Du point de vue pratique il est vrai que si les salaires étaient au niveau chinois le taux de profit augmenterait, même si ça ne regardait que les secteurs où la main-d’œuvre est utilisée de façon intense, et l’utilisation de la force de travail en ajout, à bas coût comme dans le 70% du marché précaire, serait stimulé. A la limite, s’y il n’y avait pas de salaire mais que des esclaves non payés, tout le produit gagné se traduirait exclusivement en profit. Mais les relations de travail actuelles diffèrent totalement des plus anciennes fondées sur l’esclavage. Aujourd’hui il y a le Capital et les classes qui ne sont rien d’autre que ses agents, il doit donc y avoir un certain équilibre entre profit et salaire pour que le model de croissance du Capital puissent marcher. Brutalement dit, la société entière doit verser sa part au Capital, les capitalistes qui produisent, les prolétaires qui consomment, l’Etat qui dirige le trafic de la plus-value répartie socialement. Chaque capitaliste tire un avantage d’un bas salaire, mais ça n'avantage pas le système dans son ensemble qu’il soit trop bas, car le mécanisme productif-distributif se coincerait. Le problème est qu’il n’y a pas de limite théorique à la production industrielle, quand d’autre par il y a plus d’une limite à la consommation.
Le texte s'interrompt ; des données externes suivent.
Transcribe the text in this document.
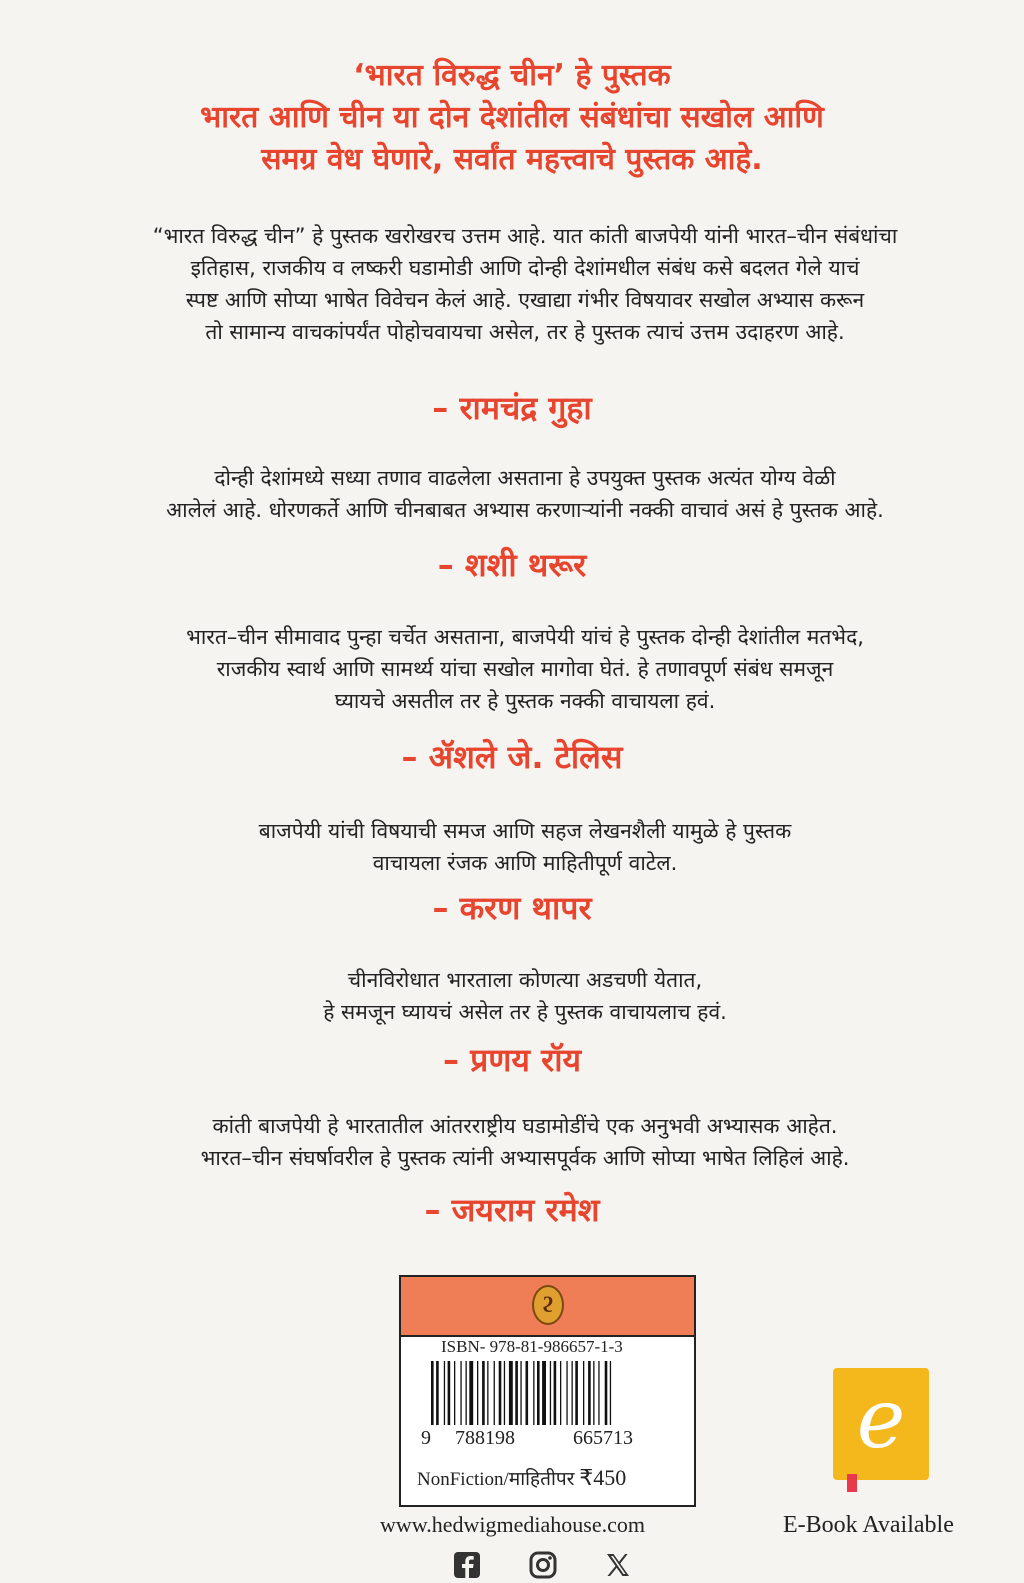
‘भारत विरुद्ध चीन’ हे पुस्तक
भारत आणि चीन या दोन देशांतील संबंधांचा सखोल आणि
समग्र वेध घेणारे, सर्वांत महत्त्वाचे पुस्तक आहे.
“भारत विरुद्ध चीन” हे पुस्तक खरोखरच उत्तम आहे. यात कांती बाजपेयी यांनी भारत–चीन संबंधांचा
इतिहास, राजकीय व लष्करी घडामोडी आणि दोन्ही देशांमधील संबंध कसे बदलत गेले याचं
स्पष्ट आणि सोप्या भाषेत विवेचन केलं आहे. एखाद्या गंभीर विषयावर सखोल अभ्यास करून
तो सामान्य वाचकांपर्यंत पोहोचवायचा असेल, तर हे पुस्तक त्याचं उत्तम उदाहरण आहे.
– रामचंद्र गुहा
दोन्ही देशांमध्ये सध्या तणाव वाढलेला असताना हे उपयुक्त पुस्तक अत्यंत योग्य वेळी
आलेलं आहे. धोरणकर्ते आणि चीनबाबत अभ्यास करणाऱ्यांनी नक्की वाचावं असं हे पुस्तक आहे.
– शशी थरूर
भारत–चीन सीमावाद पुन्हा चर्चेत असताना, बाजपेयी यांचं हे पुस्तक दोन्ही देशांतील मतभेद,
राजकीय स्वार्थ आणि सामर्थ्य यांचा सखोल मागोवा घेतं. हे तणावपूर्ण संबंध समजून
घ्यायचे असतील तर हे पुस्तक नक्की वाचायला हवं.
– ॲशले जे. टेलिस
बाजपेयी यांची विषयाची समज आणि सहज लेखनशैली यामुळे हे पुस्तक
वाचायला रंजक आणि माहितीपूर्ण वाटेल.
– करण थापर
चीनविरोधात भारताला कोणत्या अडचणी येतात,
हे समजून घ्यायचं असेल तर हे पुस्तक वाचायलाच हवं.
– प्रणय रॉय
कांती बाजपेयी हे भारतातील आंतरराष्ट्रीय घडामोडींचे एक अनुभवी अभ्यासक आहेत.
भारत–चीन संघर्षावरील हे पुस्तक त्यांनी अभ्यासपूर्वक आणि सोप्या भाषेत लिहिलं आहे.
– जयराम रमेश
ϩ
ISBN- 978-81-986657-1-3
9 788198	665713
NonFiction/माहितीपर ₹450
www.hedwigmediahouse.com
e
E-Book Available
Selon l’idéologie bourgeoise le travail est une idée, il serait même saint. C’est la lymphe de la vie morale. C’est le carburant de la patrie et du travail. Il fait monter les consommations, donc le Produit Intérieur Brut. Il travaille comme l’ouvrier le capitaliste, le prêtre comme le gendarme. Mais il se trouve malheureusement que dans la société capitaliste, s’appuyant sue la valeur, le "travail" en tant que valeur n’existe pas. C'est-à-dire que seule l’application de la "force de travail" aux moyens de production avec comme seul but la production de plus-value a une valeur (Marx : "Valeur du travail est une expression imaginaire", Le Capital, Livre I, chap.XVII). On devrait appeler travail laver les assiette chez soi, le bricolage ou la jardinage dans le but d'une consommation personnel. Mais pas l’activité spécifique ayant pour but d’obtenir des marchandises, ce que nous appelons plus exactement production. Certes, le travail comme on le considère généralement a toujours existé et nous continuons de définir ainsi chaque activité humaine, y compris l’activité productive. Mais il faudrait préciser que le terme n’est parfaitement correct que quand il veut dire dissipation d’énergie pour obtenir quelque chose. Quand on fabrique de la marchandise, la capacité humaine d’appliquer de l’énergie au cycle de production est vendue en échange de salaire, c’est la force de travail finalisée à la "production pour la production" (ceci est le but, le produit en soi qui pourrait être une chose quelconque ne l’est pas). On pouvait sanctifier le travail de Saint Joseph, mais nous ne pouvons pas le faire avec le travail de l’ouvrier.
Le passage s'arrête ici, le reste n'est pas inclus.